Let $\alpha, \beta_1, \beta_2 \in \mathbb{R}$ such that $\alpha > 1$ and $2>\beta_1 + \beta_2$. Find the solution of the equation (if it exists)
$$2\beta_1(\alpha-1)(2-(\beta_1+\beta_2))\geq \alpha^2$$
I don't think so the solution exists, if it does any help will be appreciated. And yes $\beta_1, \beta_2 >0$
On
Just another way of showing there are no solutions:
If possible, let $2\beta_1(\alpha-1)(2-\beta_1-\beta_2)\geqslant\alpha^2$.

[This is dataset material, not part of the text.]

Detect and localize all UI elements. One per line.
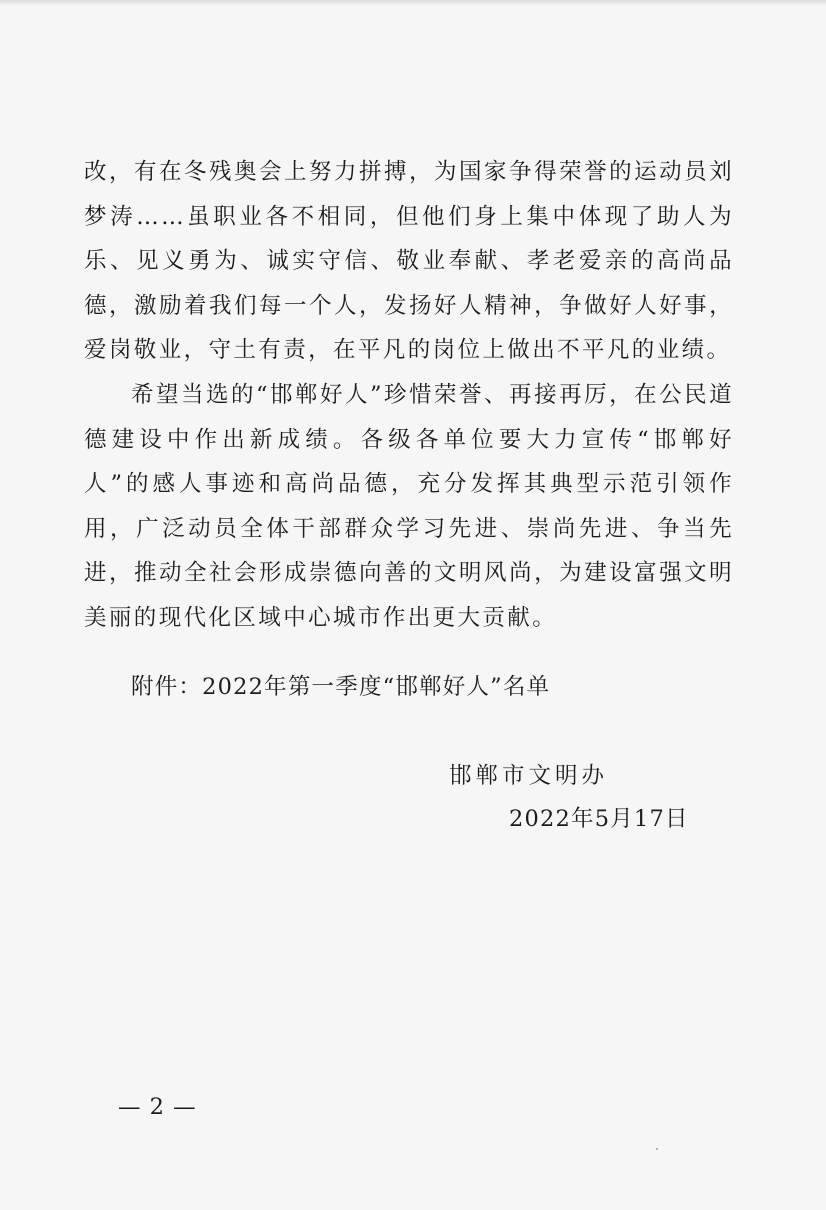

$\implies 2\beta_1(\alpha-1)(2-\beta_1)>\alpha^2$
By AM-GM, $\beta_1(2-\beta_1)\leqslant1$, so we must have:
$2(\alpha-1)>\alpha^2 \implies -1>(\alpha-1)^2$
which is clearly false.
There are no triples of real numbers $(\alpha,\beta_1,\beta_2)$ such that $$\alpha\gt 1\quad\text{and}\quad 2\gt\beta_1+\beta_2\quad\text{and}\quad \beta_1\gt 0\quad\text{and}\quad \beta_2\gt 0$$ $$2\beta_1(\alpha-1)(2-(\beta_1+\beta_2))\geq \alpha^2\tag1$$ $(1)$ is equivalent to $$\alpha^2-2\beta_1(2-\beta_1-\beta_2)\alpha+2\beta_1(2-\beta_1-\beta_2)\le 0\tag2$$
Seeing $(2)$ as a quadratic inequality on $\alpha$, we have, using AM-GM inequality, $$\begin{align}&4\beta_1^2(2-\beta_1-\beta_2)^2-4\cdot 2\beta_1(2-\beta_1-\beta_2)\\\\&=-4\beta_1^2(2-\beta_1-\beta_2)\left(\beta_2-2+\beta_1+\frac{2}{\beta_1}\right)\\\\&\le -4\beta_1^2(2-\beta_1-\beta_2)\left(\beta_2-2+2\sqrt{\beta_1\cdot\frac{2}{\beta_1}}\right)\\\\&=-4\beta_1^2(2-\beta_1-\beta_2)\left(\beta_2-2+2\sqrt{2}\right)\\\\&\lt 0\end{align}$$ we see that $(2)$ has no real solutions.